Collaborative Filtering with Temporal Dynamics
“Modeling time drifting data is a central problem in data mining. Often, data is changing over time, and up to date modeling should be continuously updated to reflect its present nature. The analysis of such data needs to find the right balance between discounting temporary effects that have very low impact on future behavior, while capturing longer-term trends that reflect the inherent nature of the data. This led to many works on the problem, which is also widely known as concept drift; see e.g. [15, 25].
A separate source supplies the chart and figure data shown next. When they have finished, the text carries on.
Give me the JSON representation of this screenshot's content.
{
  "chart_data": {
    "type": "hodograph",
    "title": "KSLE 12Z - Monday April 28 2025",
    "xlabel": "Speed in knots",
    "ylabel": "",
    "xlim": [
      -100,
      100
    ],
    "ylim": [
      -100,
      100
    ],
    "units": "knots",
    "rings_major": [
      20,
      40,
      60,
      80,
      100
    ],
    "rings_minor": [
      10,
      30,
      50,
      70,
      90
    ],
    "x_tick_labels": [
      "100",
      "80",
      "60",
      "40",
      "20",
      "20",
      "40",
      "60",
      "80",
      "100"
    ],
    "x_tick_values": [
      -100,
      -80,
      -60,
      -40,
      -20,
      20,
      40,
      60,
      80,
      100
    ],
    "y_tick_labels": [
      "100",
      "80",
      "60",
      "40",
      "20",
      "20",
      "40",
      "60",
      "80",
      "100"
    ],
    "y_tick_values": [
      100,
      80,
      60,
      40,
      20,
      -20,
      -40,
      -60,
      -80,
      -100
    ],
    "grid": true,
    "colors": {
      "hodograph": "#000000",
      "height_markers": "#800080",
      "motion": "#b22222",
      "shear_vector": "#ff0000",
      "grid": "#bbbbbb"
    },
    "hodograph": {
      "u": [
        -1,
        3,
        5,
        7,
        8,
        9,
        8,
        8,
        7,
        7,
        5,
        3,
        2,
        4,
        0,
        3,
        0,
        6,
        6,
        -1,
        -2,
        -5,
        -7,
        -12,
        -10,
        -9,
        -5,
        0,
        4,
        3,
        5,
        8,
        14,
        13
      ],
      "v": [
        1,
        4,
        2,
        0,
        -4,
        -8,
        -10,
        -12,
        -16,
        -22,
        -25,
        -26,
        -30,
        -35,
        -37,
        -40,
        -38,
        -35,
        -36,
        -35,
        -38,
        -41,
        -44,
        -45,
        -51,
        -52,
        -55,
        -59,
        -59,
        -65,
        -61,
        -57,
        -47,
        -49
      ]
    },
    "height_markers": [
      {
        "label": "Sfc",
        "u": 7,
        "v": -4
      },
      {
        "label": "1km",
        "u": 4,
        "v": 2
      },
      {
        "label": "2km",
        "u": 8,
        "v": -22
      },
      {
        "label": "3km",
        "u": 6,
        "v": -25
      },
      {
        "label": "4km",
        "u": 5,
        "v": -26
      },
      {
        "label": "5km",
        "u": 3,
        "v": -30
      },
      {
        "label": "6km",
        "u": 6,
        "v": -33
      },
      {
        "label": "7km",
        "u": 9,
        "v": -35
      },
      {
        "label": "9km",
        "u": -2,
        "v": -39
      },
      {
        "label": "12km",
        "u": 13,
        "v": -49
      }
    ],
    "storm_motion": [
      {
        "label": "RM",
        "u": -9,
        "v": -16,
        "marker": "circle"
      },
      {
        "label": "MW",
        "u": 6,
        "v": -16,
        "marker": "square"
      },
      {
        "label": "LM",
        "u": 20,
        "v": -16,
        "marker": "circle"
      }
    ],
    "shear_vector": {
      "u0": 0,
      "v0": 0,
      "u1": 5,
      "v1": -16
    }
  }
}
Modeling temporal changes in customer preferences brings unique challenges. One kind of concept drift in this setup is the emergence of new products or services that change the focus of customers. Related to this are seasonal changes, or specific holidays, which lead to characteristic shopping patterns. All those changes influence the whole population, and are within the realm of traditional studies on concept drift. However, many of the changes in user behavior are driven by localized factors. For example, a change in the family structure can drastically change shopping patterns. Likewise, individuals gradually change their taste in movies and music. All those changes cannot be captured by methods that seek a global concept drift. Instead, for each customer we are looking at different types of concept drifts, each occurs at a distinct time frame and is driven towards a different direction.
The need to model time changes at the level of each individual significantly reduces the amount of available data for detecting such changes. Thus we should resort to more accurate techniques than those that suffice for modeling global changes. For example, it would no longer be adequate to abandon or simply underweight far in time user transactions. The signal that can be extracted from those past actions might be invaluable for understanding the customer herself or be indirectly useful to modeling other customers. Yet, we need to distill long term patterns while discounting transient noise. This requires a more sensitive methodology for addressing drifting customer preferences. It would not be adequate to concentrate on identifying and modeling just what is relevant to the present or the near future. Instead, we require an accurate modeling of each point in the past, which will allow us to distinguish between persistent signal that should be captured and noise that should be isolated from the longer term parts of the model.
Modeling user preferences is relevant to multiple applications ranging from spam filtering to market-basket analysis. Our main focus in the paper is on modeling user preferences for building a recommender system, but we believe that general lessons that we learn would apply to other applications as well. Automated recommendations is a very active research field [12]. Such systems analyze patterns of user interest in items or products to provide personalized recommendations of items that will suit a user’s taste. We expect user preferences to change over time. This may stem from multiple factors, some are fundamental while others are more circumstantial. For example, in a movie recommender system, users may change their preferred genre or adopt a new viewpoint on an actor or director. In addition, they may alter the appearance of their feedback. E.g., in a system where users provide star ratings to products, a user that used to indicate a neutral preference by a “3 stars” input, may now indicate dissatisfaction by the same “3 stars” feedback. Similarly, it is known that user feedback is influenced by anchoring, where current ratings should be taken as relative to other ratings given at the same short period. Finally, in many instances systems cannot separate different household members accessing the same account, even though each member has a different taste and deserves a separate model. This creates a de facto multifaceted meta-user associated with the account. A way to get some distinction between different persons is by assuming that time-adjacent accesses are being done by the same member (sometimes on behalf of other members), which can be naturally captured by a temporal model that assumes a drifting nature of a customer.
All these patterns and the likes should have made temporal modeling a predominant factor in building recommender systems. Nonetheless, with very few exceptions (to be mentioned in Sec. 7), the recommenders literature does not address temporal changes in user behavior. Perhaps, because user behavior is composed of many different concept drifts, all acting in a different timeframe and different directions, thus making common methodologies for dealing with concept drift and temporal data less successful at this setup. We are showing that capturing time drifting patterns in user behavior is essential to improving accuracy of recommenders. This also gives us hope that the insights from successful time modeling for recommenders will be useful in other data mining applications.”